In an essay on "The Significance of Jacksonian Democracy" (in New Viewpoints in American History (1922)) Schlesinger drew attention to the fact that "while democracy was working out its destiny in the forests of the Mississippi Valley, the men left behind in the eastern cities were engaging in a struggle to establish conditions of equality and social well-being adapted to their special circumstances".

As a historian of the rise of the city in American life, he argued that for a full understanding of the Jacksonian democratic movement: "It is necessary to consider the changed circumstances of life of the common man in the new industrial centers of the East since the opening years of the nineteenth century." This was a challenge to the frontier thesis of his Harvard colleague Frederick Jackson Turner. In Schlesinger's essay, the common man of the Mississippi Valley and the common man of eastern industrialism stood uneasily side by side.

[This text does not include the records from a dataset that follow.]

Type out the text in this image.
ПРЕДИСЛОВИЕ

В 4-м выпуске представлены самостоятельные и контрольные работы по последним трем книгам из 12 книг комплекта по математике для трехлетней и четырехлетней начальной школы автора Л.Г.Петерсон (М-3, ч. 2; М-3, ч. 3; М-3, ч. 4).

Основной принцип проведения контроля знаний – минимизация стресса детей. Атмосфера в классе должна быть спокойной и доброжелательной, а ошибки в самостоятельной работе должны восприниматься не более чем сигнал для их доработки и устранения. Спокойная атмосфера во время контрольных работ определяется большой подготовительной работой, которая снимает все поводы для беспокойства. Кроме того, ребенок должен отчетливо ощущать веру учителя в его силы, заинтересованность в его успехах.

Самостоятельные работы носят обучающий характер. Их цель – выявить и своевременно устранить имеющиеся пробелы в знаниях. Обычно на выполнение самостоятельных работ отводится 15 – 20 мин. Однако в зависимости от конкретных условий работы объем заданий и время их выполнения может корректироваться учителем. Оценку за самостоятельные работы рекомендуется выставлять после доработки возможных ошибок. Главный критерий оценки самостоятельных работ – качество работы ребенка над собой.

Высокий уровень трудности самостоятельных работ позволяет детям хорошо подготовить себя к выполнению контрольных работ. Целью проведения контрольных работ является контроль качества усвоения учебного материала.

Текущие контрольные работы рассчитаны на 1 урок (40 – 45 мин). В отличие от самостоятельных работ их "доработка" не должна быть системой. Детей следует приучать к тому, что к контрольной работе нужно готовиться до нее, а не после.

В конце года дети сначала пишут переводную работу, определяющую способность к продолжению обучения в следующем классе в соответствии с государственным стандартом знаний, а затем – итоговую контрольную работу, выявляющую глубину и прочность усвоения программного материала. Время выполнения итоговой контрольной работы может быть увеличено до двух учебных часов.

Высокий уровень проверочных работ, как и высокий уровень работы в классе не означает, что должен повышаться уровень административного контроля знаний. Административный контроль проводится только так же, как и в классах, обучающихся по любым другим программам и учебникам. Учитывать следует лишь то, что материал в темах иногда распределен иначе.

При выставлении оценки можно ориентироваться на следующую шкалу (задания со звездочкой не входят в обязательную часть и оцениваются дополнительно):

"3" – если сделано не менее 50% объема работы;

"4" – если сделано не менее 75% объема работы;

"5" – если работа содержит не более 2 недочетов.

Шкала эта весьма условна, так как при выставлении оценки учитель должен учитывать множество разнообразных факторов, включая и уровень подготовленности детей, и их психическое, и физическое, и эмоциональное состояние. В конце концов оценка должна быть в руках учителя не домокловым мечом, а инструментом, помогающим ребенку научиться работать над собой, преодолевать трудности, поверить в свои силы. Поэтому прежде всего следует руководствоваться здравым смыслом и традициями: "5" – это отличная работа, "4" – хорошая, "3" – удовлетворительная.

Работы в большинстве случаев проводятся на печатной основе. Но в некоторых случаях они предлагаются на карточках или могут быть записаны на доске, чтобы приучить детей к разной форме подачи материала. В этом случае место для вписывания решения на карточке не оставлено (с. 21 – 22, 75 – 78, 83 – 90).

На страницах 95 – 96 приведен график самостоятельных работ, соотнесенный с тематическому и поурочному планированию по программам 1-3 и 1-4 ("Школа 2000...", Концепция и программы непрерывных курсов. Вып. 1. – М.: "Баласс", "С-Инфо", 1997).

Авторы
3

He was born in Xenia, Ohio and graduated from the Ohio State University in 1910. He took his Ph.D. in history at Columbia University. He taught at Ohio State and the University of Iowa before joining the faculty of Harvard University as a professor of history in 1924. Schlesinger taught at Harvard until 1954. Harvard's Schlesinger Library in women's history is named after him and his wife Elizabeth, a noted feminist. He became an editor of the New England Quarterly in 1928.

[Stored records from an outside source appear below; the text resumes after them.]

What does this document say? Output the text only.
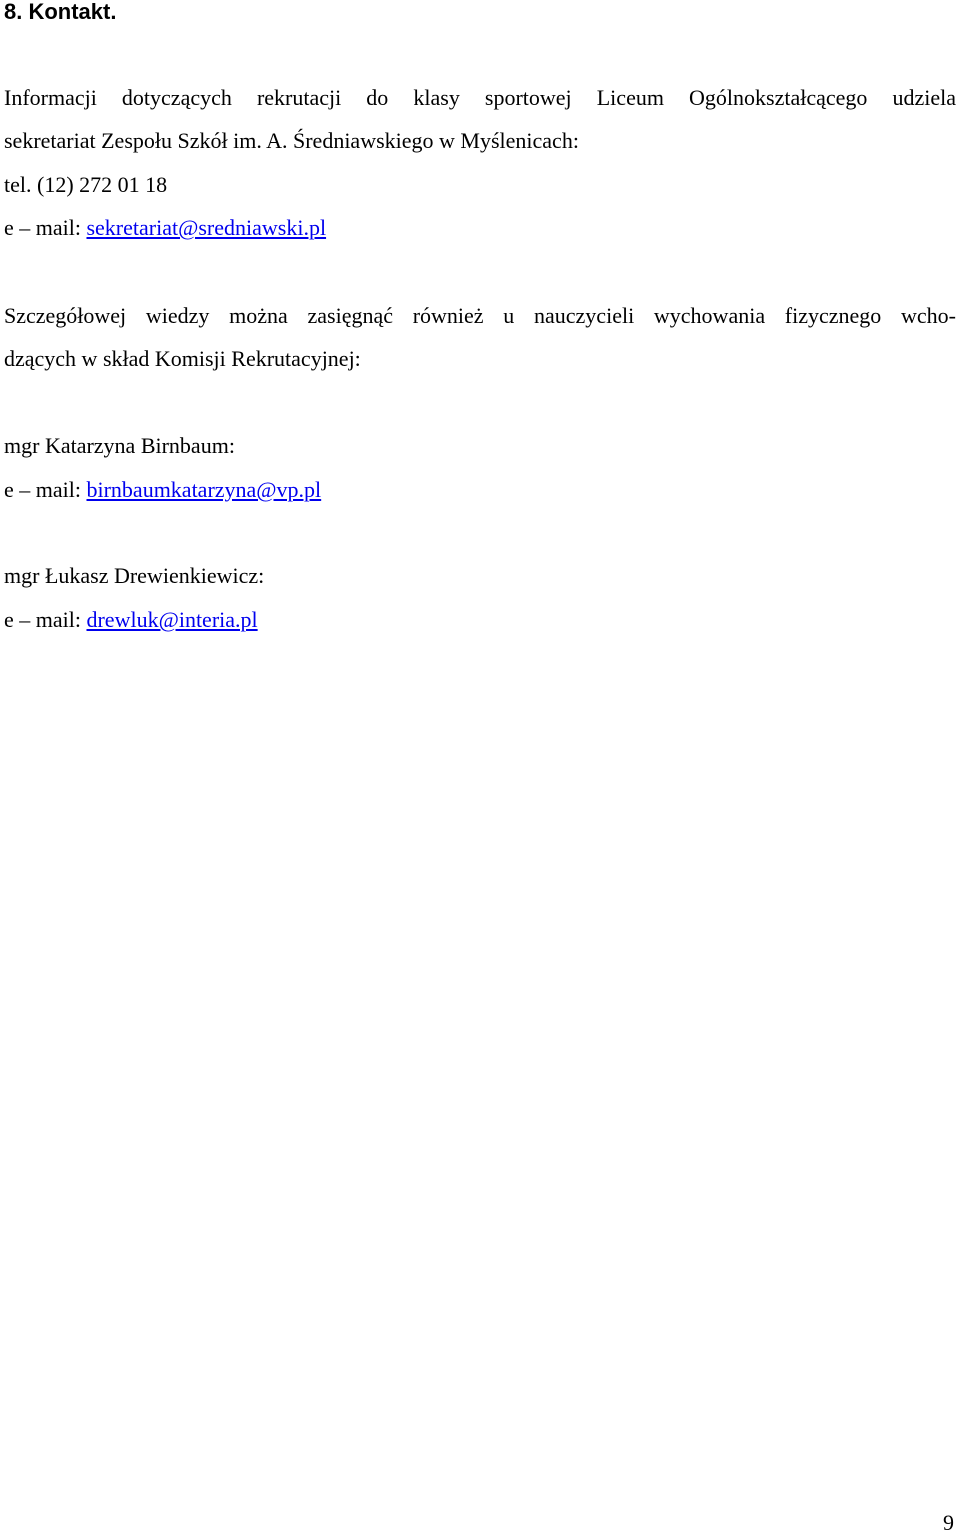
8. Kontakt.

Informacji dotyczących rekrutacji do klasy sportowej Liceum Ogólnokształcącego udziela

sekretariat Zespołu Szkół im. A. Średniawskiego w Myślenicach:

tel. (12) 272 01 18

e – mail: sekretariat@sredniawski.pl

Szczegółowej wiedzy można zasięgnąć również u nauczycieli wychowania fizycznego wcho-

dzących w skład Komisji Rekrutacyjnej:

mgr Katarzyna Birnbaum:

e – mail: birnbaumkatarzyna@vp.pl

mgr Łukasz Drewienkiewicz:

e – mail: drewluk@interia.pl

9
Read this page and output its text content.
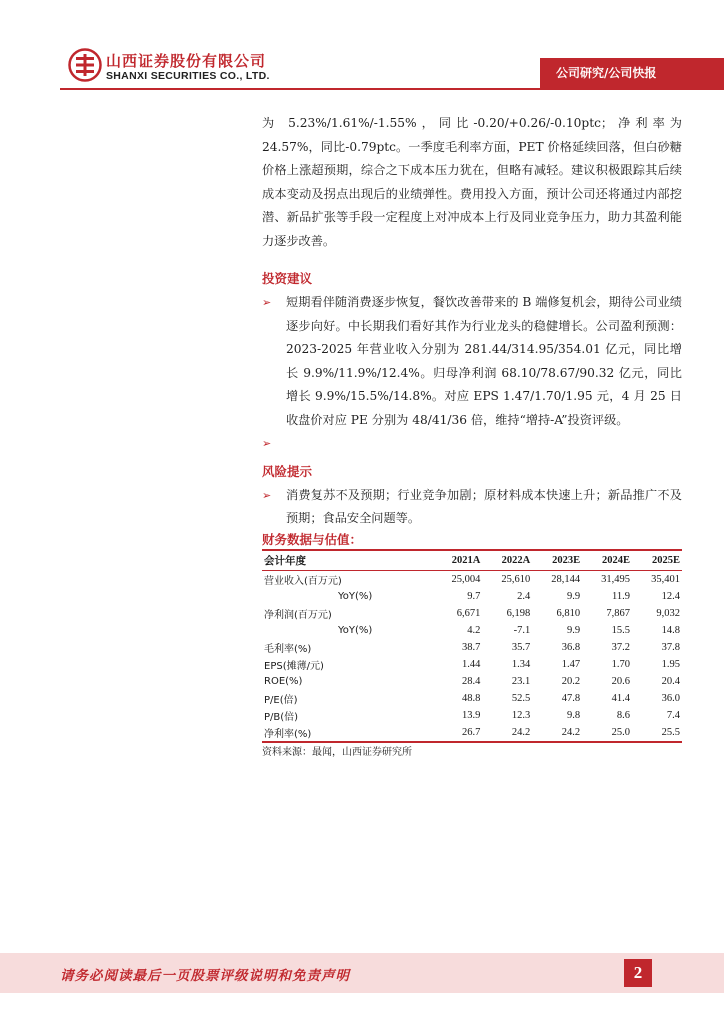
山西证券股份有限公司
SHANXI SECURITIES CO., LTD.	公司研究/公司快报

为 5.23%/1.61%/-1.55%，同比-0.20/+0.26/-0.10ptc；净利率为 24.57%，同比-0.79ptc。一季度毛利率方面，PET 价格延续回落，但白砂糖价格上涨超预期，综合之下成本压力犹在，但略有减轻。建议积极跟踪其后续成本变动及拐点出现后的业绩弹性。费用投入方面，预计公司还将通过内部挖潜、新品扩张等手段一定程度上对冲成本上行及同业竞争压力，助力其盈利能力逐步改善。

投资建议
➢	短期看伴随消费逐步恢复，餐饮改善带来的 B 端修复机会，期待公司业绩逐步向好。中长期我们看好其作为行业龙头的稳健增长。公司盈利预测：2023-2025 年营业收入分别为 281.44/314.95/354.01 亿元，同比增长 9.9%/11.9%/12.4%。归母净利润 68.10/78.67/90.32 亿元，同比增长 9.9%/15.5%/14.8%。对应 EPS 1.47/1.70/1.95 元，4 月 25 日收盘价对应 PE 分别为 48/41/36 倍，维持“增持-A”投资评级。

➢

风险提示
➢	消费复苏不及预期；行业竞争加剧；原材料成本快速上升；新品推广不及预期；食品安全问题等。

财务数据与估值：
会计年度	2021A	2022A	2023E	2024E	2025E
营业收入(百万元)	25,004	25,610	28,144	31,495	35,401
YoY(%)	9.7	2.4	9.9	11.9	12.4
净利润(百万元)	6,671	6,198	6,810	7,867	9,032
YoY(%)	4.2	-7.1	9.9	15.5	14.8
毛利率(%)	38.7	35.7	36.8	37.2	37.8
EPS(摊薄/元)	1.44	1.34	1.47	1.70	1.95
ROE(%)	28.4	23.1	20.2	20.6	20.4
P/E(倍)	48.8	52.5	47.8	41.4	36.0
P/B(倍)	13.9	12.3	9.8	8.6	7.4
净利率(%)	26.7	24.2	24.2	25.0	25.5
资料来源：最闻，山西证券研究所
请务必阅读最后一页股票评级说明和免责声明	2
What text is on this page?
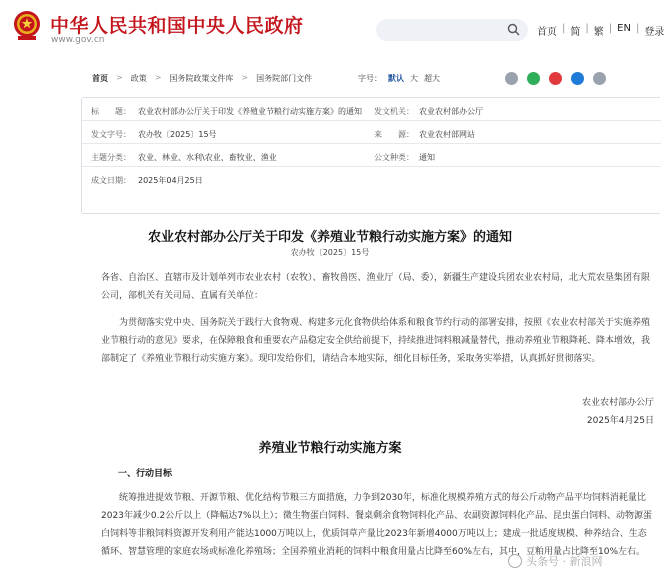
中华人民共和国中央人民政府
www.gov.cn
首页 | 简 | 繁 | EN | 登录
首页 > 政策 > 国务院政策文件库 > 国务院部门文件	字号： 默认 大 超大
标　　题： 农业农村部办公厅关于印发《养殖业节粮行动实施方案》的通知 发文机关： 农业农村部办公厅
发文字号： 农办牧〔2025〕15号	来　　源： 农业农村部网站
主题分类： 农业、林业、水利\农业、畜牧业、渔业	公文种类： 通知
成文日期： 2025年04月25日
农业农村部办公厅关于印发《养殖业节粮行动实施方案》的通知
农办牧〔2025〕15号
各省、自治区、直辖市及计划单列市农业农村（农牧）、畜牧兽医、渔业厅（局、委），新疆生产建设兵团农业农村局，北大荒农垦集团有限公司，部机关有关司局、直属有关单位：
为贯彻落实党中央、国务院关于践行大食物观、构建多元化食物供给体系和粮食节约行动的部署安排，按照《农业农村部关于实施养殖业节粮行动的意见》要求，在保障粮食和重要农产品稳定安全供给前提下，持续推进饲料粮减量替代，推动养殖业节粮降耗、降本增效，我部制定了《养殖业节粮行动实施方案》。现印发给你们，请结合本地实际，细化目标任务，采取务实举措，认真抓好贯彻落实。
农业农村部办公厅
2025年4月25日
养殖业节粮行动实施方案
一、行动目标
统筹推进提效节粮、开源节粮、优化结构节粮三方面措施，力争到2030年，标准化规模养殖方式的每公斤动物产品平均饲料消耗量比2023年减少0.2公斤以上（降幅达7%以上）；微生物蛋白饲料、餐桌剩余食物饲料化产品、农副资源饲料化产品、昆虫蛋白饲料、动物源蛋白饲料等非粮饲料资源开发利用产能达1000万吨以上，优质饲草产量比2023年新增4000万吨以上；建成一批适度规模、种养结合、生态循环、智慧管理的家庭农场或标准化养殖场；全国养殖业消耗的饲料中粮食用量占比降至60%左右，其中，豆粕用量占比降至10%左右。
头条号 · 新浪网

He once characterized prejudice against Catholics as "the deepest bias in the history of the American people"[2]

Works

  • 1918 The Colonial Merchants and the American Revolution, 1763–1776 full text online
  • 1922 New Viewpoints in American History, historiographical essays full text online
  • 1933 The Rise of the City, 1878–1898 * 1941 Political and Social Growth of the American People, 1865–1940, textbook in numerous editions
  • 1944 "Biography of a Nation of Joiners"
  • 1946 "Learning How to Behave: A Historical Study of American Etiquette Books"
  • 1958 Prelude to Independence: The Newspaper War on Britain, 1764–1776
  • 1950 The American as reformer.
  • 1968 Birth of the Nation: A Portrait of the American People on the Eve of Independence

References

  1. ^ Straddling Worlds by Steven J. Harper, page 99
  2. ^ "No You Don't, Mr. Pope!": A Brief History of Anti-Catholicism in America, A Three Part Series Offered by the Saint Francis University's Catholic Studies at a Distance Program Delivered by Arthur Remillard, Assistant Professor of Religious Studies. Saint Francis University CERMUSA website, retrieved May 2007
  • Arthur Meier Schlesinger, Jr. A Life in the Twentieth Century: Innocent Beginnings, 1917 - 1950 (2000) son's memoirs has much on the father.